Methods: Data from cross-sectional self-report of seven-day symptom prevalence on the 32-item Memorial Symptom Assessment Scale-Short Form were used. A hierarchical cluster analysis was conducted using Ward’s method applying squared Euclidean Distance as the similarity measure to determine the clusters. Contingency tables, X2 tests and ANOVA were used to compare the clusters by patient specific characteristics and distress scores.

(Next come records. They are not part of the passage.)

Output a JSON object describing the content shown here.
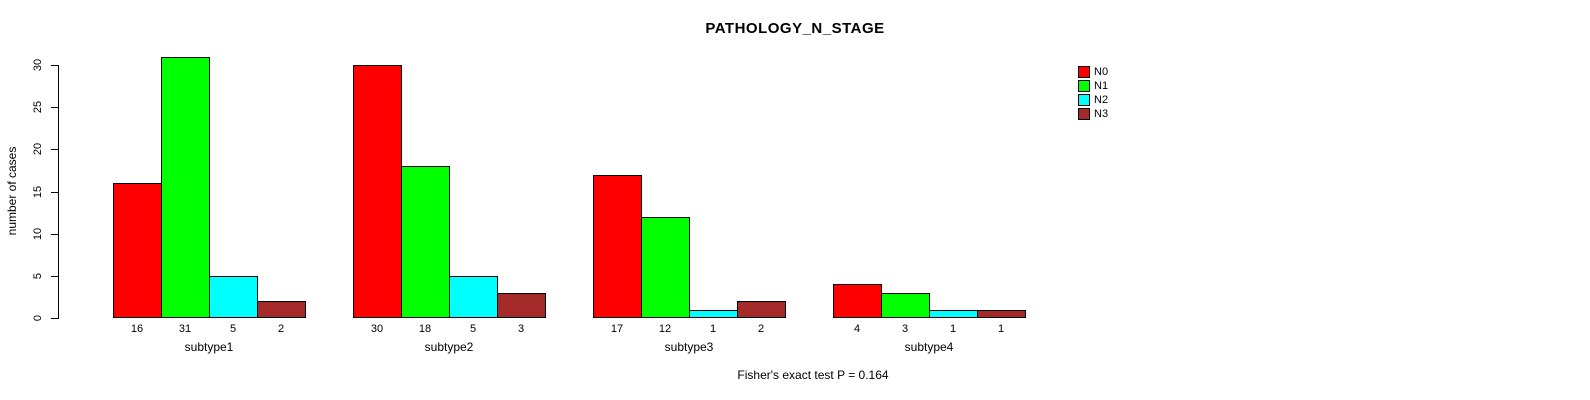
{
  "chart_data": {
    "type": "bar",
    "title": "PATHOLOGY_N_STAGE",
    "xlabel": "",
    "ylabel": "number of cases",
    "ylim": [
      0,
      30
    ],
    "yticks": [
      0,
      5,
      10,
      15,
      20,
      25,
      30
    ],
    "grid": false,
    "legend_position": "top-right",
    "categories": [
      "subtype1",
      "subtype2",
      "subtype3",
      "subtype4"
    ],
    "series": [
      {
        "name": "N0",
        "color": "#FF0000",
        "values": [
          16,
          30,
          17,
          4
        ]
      },
      {
        "name": "N1",
        "color": "#00FF00",
        "values": [
          31,
          18,
          12,
          3
        ]
      },
      {
        "name": "N2",
        "color": "#00FFFF",
        "values": [
          5,
          5,
          1,
          1
        ]
      },
      {
        "name": "N3",
        "color": "#A52A2A",
        "values": [
          2,
          3,
          2,
          1
        ]
      }
    ],
    "bar_value_labels": true,
    "annotation": "Fisher's exact test P = 0.164"
  },
  "colors": {
    "axis": "#000000",
    "background": "#FFFFFF",
    "text": "#000000"
  }
}
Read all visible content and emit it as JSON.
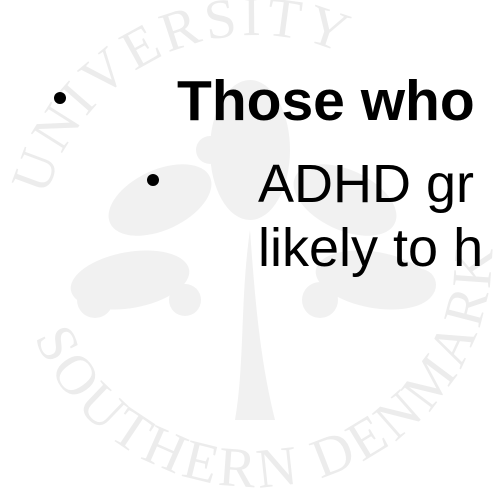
{
  "watermark": {
    "top": "UNIVERSITY",
    "bottom": "SOUTHERN DENMARK"
  },
  "bullets": [
    {
      "text": "Those who",
      "children": [
        {
          "lines": [
            "ADHD gr",
            "likely to h"
          ]
        }
      ]
    }
  ]
}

Results: Among the sample (N=217) the mean age was 36.5 (SD 9.0), 73.2%were female, and 49.1% were on antiretroviral therapy (ART). The cluster analysis produced five symptom clusters identified as: 1) dermatological; 2) generalised anxiety and elimination; 3) social and image; 4) persistently present; and 5) a gastrointestinal-related symptom cluster. The patients in the first three symptom clusters reported the highest physical and psychological distress scores. Patient characteristics varied significantly across the five clusters by functional status (worst functional physical status in cluster one, p<0.001); being on ART (highest proportions for clusters two and three, p=0.012); global distress (F=26.8, p<0.001), physical distress (F=36.3, p<0.001) and psychological distress subscale (F=21.8, p<0.001) (all subscales worst for cluster one, best for cluster four).
Conclusions: The greatest burden is associated with cluster one, and should be prioritised in clinical management.
Further symptom cluster research in people living with HIV with longitudinally collected symptom data to test cluster stability and identify common symptom trajectories is recommended.